Imagine a world where taxpayer dollars spent annually on war – an estimated $8.3 million from Lincoln County alone – went instead to social needs.
That’s what Whitefield artist-activist Natasha Mayers, along with other regional artists, asked the public to do Thursday in the State House as part of the “Bring Our War Dollars Home” campaign.
The “Draw-In” held Feb. 18 in the Hall of Flags didn’t draw in as many people as the group hoped for. Nonetheless, Rob Shetterly, president of the Union of Maine Visual Artists and creator of the portrait series “Americans Who Tell the Truth,” thanked Mayers and co-organizers Kenny Cole and Bruce Gagnon, whose efforts made the topic more visible and more public.
Shetterly invited the dozen or so listeners to consider that “the biggest part of our industrial economy is the arms market.”
He also ticked off a list of Maine towns and the estimated tax dollars people in those towns have spent each year (2001-09) to support wars in Iraq and Afghanistan: “Auburn, $5 million; Augusta, $4 million, Bangor, $6,315,000; Portland, $15 million.” The total, statewide, is $2.5 billion, Shetterly said. In Lincoln County, the cost is an estimated $250 per person.
Waldoboro’s estimated share is $1.2 million, Wiscasset’s $893,000, Jefferson’s $592,000 and Whitefield’s $563,000.
Made up of volunteer groups and individuals, Bring Our War Dollars Home uses war cost data compiled by the National Priorities Project. Portland-based volunteer Gary Higginbottom said afterward details and data sources for the cost numbers can be viewed at www.costofwar.com.
The numbers, he said, are “based on rigorous estimates” which can’t be exact “since unequivocal war expenditure numbers are impossible to get from the U.S. government.” Population and income data, however, supply “pretty close estimates,” Higginbottom said. “We and our kids are paying a lot for warfare, and it’s obviously money that’s not available for other public and private uses.”
He believes Mainers and their political representatives “need to be aware of how significant these tradeoffs are.”
Lisa Savage, Maine local coordinator of CodePink, a women’s peace and social justice movement, told the gathering, “Fifty-eight percent of Maine’s discretionary spending goes to war costs.”
Shetterly emphasized, “One of the things we’re questioning is what the proper function of government is – to care for our people or to take our resources to wage war?”
The participating artists used paper and colored ink markers to picture where the Pentagon’s budget might be better spent. People passing through who paused at the artists’ table were encouraged to vocalize their wishes and visions. The artists then creatively interpreted those visions.
At a day-long “draw-a-thon” a week earlier in Bath, 40 artists worked up a gallery of images, spun from such ideas as family time for working parents, better health care, student-tended gardens at every elementary school, and a “chicken in every pot.” A selection of drawings were stapled into small booklets and later handed out to 187 legislators.
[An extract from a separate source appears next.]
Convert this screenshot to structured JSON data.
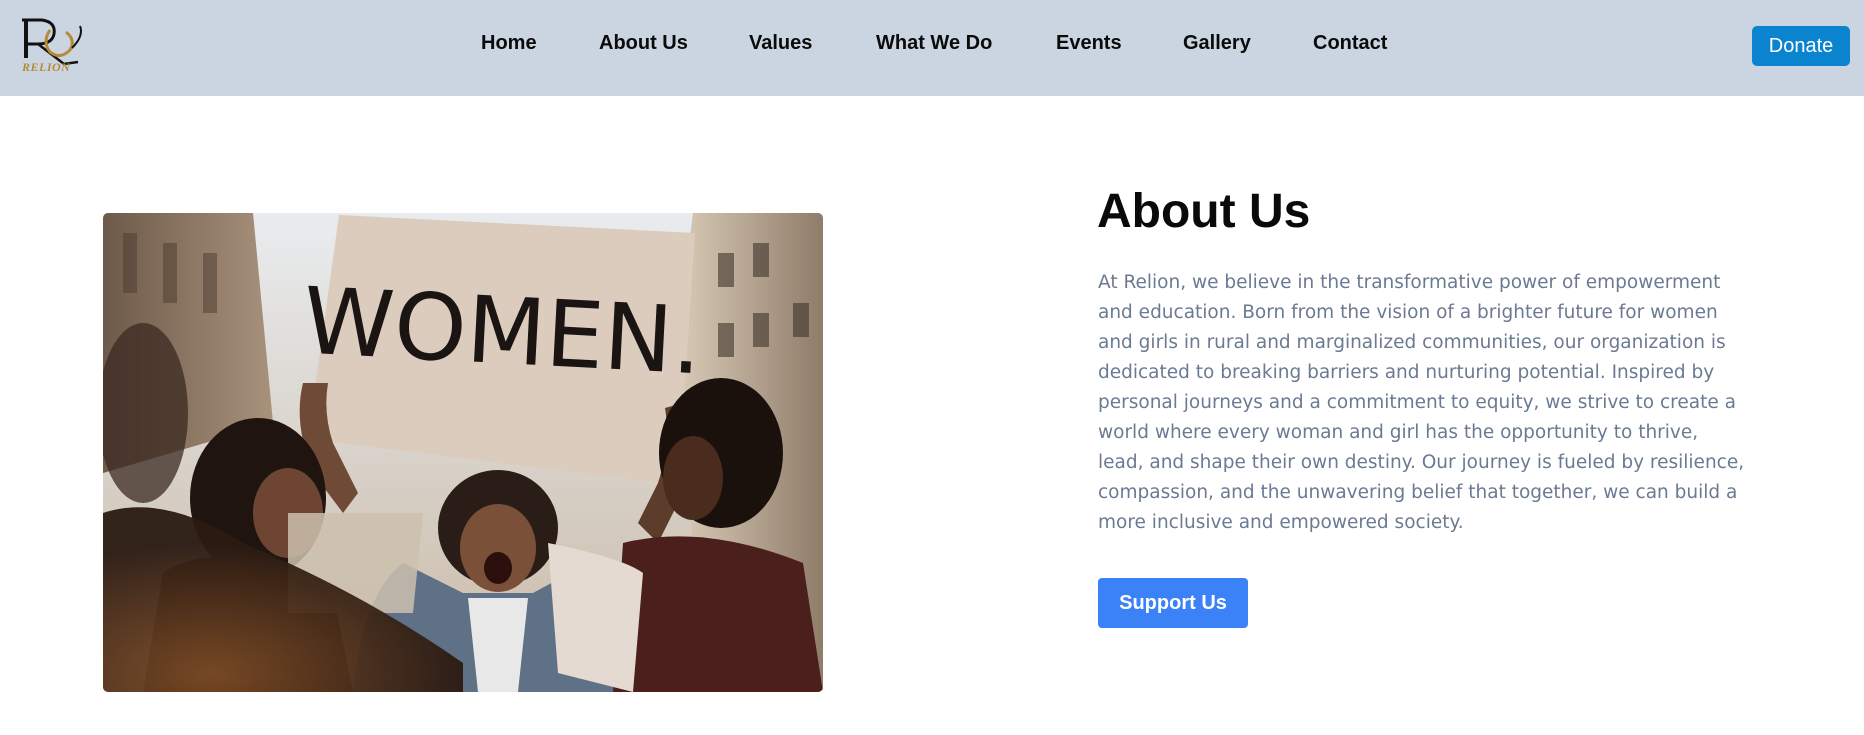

Martin Steingesser, Portland’s first poet laureate, pounded American world-leader munitions supplier General Dynamics and other corporate giants while reciting his “Money Medicine Poem.” He wondered, “How come big bucks stuff so few pockets?” Why is “all our money on the top floor” where CEOs decide “the truths we live.”
Singer/songwriter Hana Maris and her 14-year-old son Tucker, of Kennebunk, sang their first musical collaboration “Bled Dry” to Tucker’s vigorous guitar accompaniment.
Mingling with the participants, a woman who identified herself only as “Rainbow” said she grew up in Holland in the 1940s. She saw first hand the ravages World War II inflicted. She recalled her mother ruefully describing World War I as “‘the war to end all wars.’ And here we are,” the now white-haired daughter said. Instead of staying home and “feeling powerless,” she stands on bridges or outside public buildings with other women dressed in black “to bear witness.”
Mayers said that the Bringing Our War Dollars Home campaign is circulating a resolution among state and national lawmakers “asking that military spending be cut and that those war dollars be directed to the states.” She was told that some legislators have signed the letter.
Mayers also described herself as “disheartened” that First District Congresswoman Chellie Pingree supports defense spending, touting it as a way of “keeping Maine workers employed. My wish is that she would say she is voting in the future only for funding that would bring peaceful, sustainable jobs to Maine for our schools, hospitals, social service needs, farms, repairing our roads, and so forth,” Mayers said.